While the two jobs processed different sets of days, the data are
roughly equivalent.  Disabling sth caching had better performance.  

So perhaps I am doing something wrong, and caching lots and lots of
sth's that never get used again?

Here is how I create the result sets (this code is not exactly how I
do it, I'm cutting and pasting from different subroutines I use to
keep my code more modular and I've changed some of the names to
protect the innocent):

($self is an object via MooseX::Declare, and my Schema is an object
attribute that is wrapped with a broad 'handles'=>qr/^(.*)/sxm,)

 my $data_rs =
  $self->resultset('Raw5minuteAggregatesView')->search(
            {},
            {
                'select' =>
                  [qw{detector_id fivemin intervals nsum oave nlanes olanes}],
            }
        );

  while ( DateTime->compare( $self->curr_dt, $self->end_dt ) < 0 ) {
        my $query = {
            'detector_id'  => $detector->id,
            'fivemin' => {
                -between => [
                 DateTime::Format::Pg->format_datetime(
                        $self->curr_dt
                    ),
                 DateTime::Format::Pg->format_datetime(
                        $self->curr_dt + $self->duration
                    ),

                ]
            },
        };
        my $rs = $data_rs->search($query);
        my $cursor = $rs->cursor;
        while ( my @vals = $cursor->next ) {
            $self->inner_loop_method( [@vals] );
        }
        # do other stuff and increment self->curr_dt, etc
  }


>From reading the docs, starting with
http://search.cpan.org/~frew/DBIx-Class-0.08115/lib/DBIx/Class/Storage/DBI.pm#DBIx::Class_specific_connection_attributes
and then linking to http://search.cpan.org/perldoc?DBI#prepare_cached,
I see this for 'prepare_cached':

  Like "prepare" except that the statement handle returned will be
  stored in a hash associated with the $dbh.
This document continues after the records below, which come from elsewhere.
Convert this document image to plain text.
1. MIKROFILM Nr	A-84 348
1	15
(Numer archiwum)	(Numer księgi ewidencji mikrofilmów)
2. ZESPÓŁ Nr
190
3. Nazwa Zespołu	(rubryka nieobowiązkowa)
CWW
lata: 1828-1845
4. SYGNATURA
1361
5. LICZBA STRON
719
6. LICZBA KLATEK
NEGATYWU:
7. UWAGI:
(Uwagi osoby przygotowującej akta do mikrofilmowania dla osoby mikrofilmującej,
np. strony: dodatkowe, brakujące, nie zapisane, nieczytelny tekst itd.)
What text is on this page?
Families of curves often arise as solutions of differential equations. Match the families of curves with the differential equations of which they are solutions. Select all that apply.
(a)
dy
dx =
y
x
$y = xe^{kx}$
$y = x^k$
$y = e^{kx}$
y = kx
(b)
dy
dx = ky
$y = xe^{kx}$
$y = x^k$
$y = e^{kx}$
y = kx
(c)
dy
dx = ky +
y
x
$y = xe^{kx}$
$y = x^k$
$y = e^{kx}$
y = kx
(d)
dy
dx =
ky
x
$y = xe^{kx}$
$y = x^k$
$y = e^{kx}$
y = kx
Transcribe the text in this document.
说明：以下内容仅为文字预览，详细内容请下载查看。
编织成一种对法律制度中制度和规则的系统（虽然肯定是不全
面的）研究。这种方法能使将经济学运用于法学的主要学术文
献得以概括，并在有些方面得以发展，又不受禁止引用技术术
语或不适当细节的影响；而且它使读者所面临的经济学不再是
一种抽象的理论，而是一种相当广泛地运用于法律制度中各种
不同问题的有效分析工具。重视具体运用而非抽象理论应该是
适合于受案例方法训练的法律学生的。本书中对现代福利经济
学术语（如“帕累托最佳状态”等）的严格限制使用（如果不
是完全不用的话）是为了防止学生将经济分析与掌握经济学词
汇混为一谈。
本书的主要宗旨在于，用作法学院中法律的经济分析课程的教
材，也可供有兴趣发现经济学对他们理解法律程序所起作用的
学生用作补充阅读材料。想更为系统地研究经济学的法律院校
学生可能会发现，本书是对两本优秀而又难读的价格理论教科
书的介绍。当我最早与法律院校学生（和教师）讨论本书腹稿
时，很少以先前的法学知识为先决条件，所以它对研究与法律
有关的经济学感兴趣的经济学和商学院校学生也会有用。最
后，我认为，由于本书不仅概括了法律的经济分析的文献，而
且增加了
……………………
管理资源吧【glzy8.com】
If another call is made
  to prepare_cached with the same $statement and %attr parameter
  values, then the corresponding cached $sth will be returned without
  contacting the database server.

So if I understand this correctly, what is happening is that
prepare_cached is caching a statement that depends on both the query
*and* the attributes of the query.  And because my attributes change
with each $data_rs->search($query) line, I never end up resuing a
statement handle, right?  What I want is to get a prepared statement
handle reused for a query with different bind values, without having
to dive down into the DBI connection to do it.

Any thoughts or advice?

Regards, 
James

On Wed, Feb 03, 2010 at 02:14:35PM -0800, Ihnen, David wrote:
> Based on what you've said (5 minute summaries) I would expect your records have a date field that you are grouping in your query.
> 
> My strategy for handling summarizing this type of data would probably be something on the order of an hour at a time in five minute groups.  With a good b-tree ranging index on the date field, and the manageable data chunks from splitting it down that way I'd get 12 rows for each query that got a particular hour.  I'd just iterate over the hours, flipping the binding value for the time until I got to the end of the data set.
> 
> With a 'last updated' timestamp (indexed of course) on the records, you can periodically get 'all of the hours with changed data since I last checked' and iterate over those hours to replace the summaries stored in the denormalized tables to maintain sync.
> 
> And in the end never have a data set on the large heap generated of more than 12 rows output, and never ask the database to work with the entire data set - just the subset that the b-tree index limits it to.
> 
> Exciting stuff, working with data sets that large.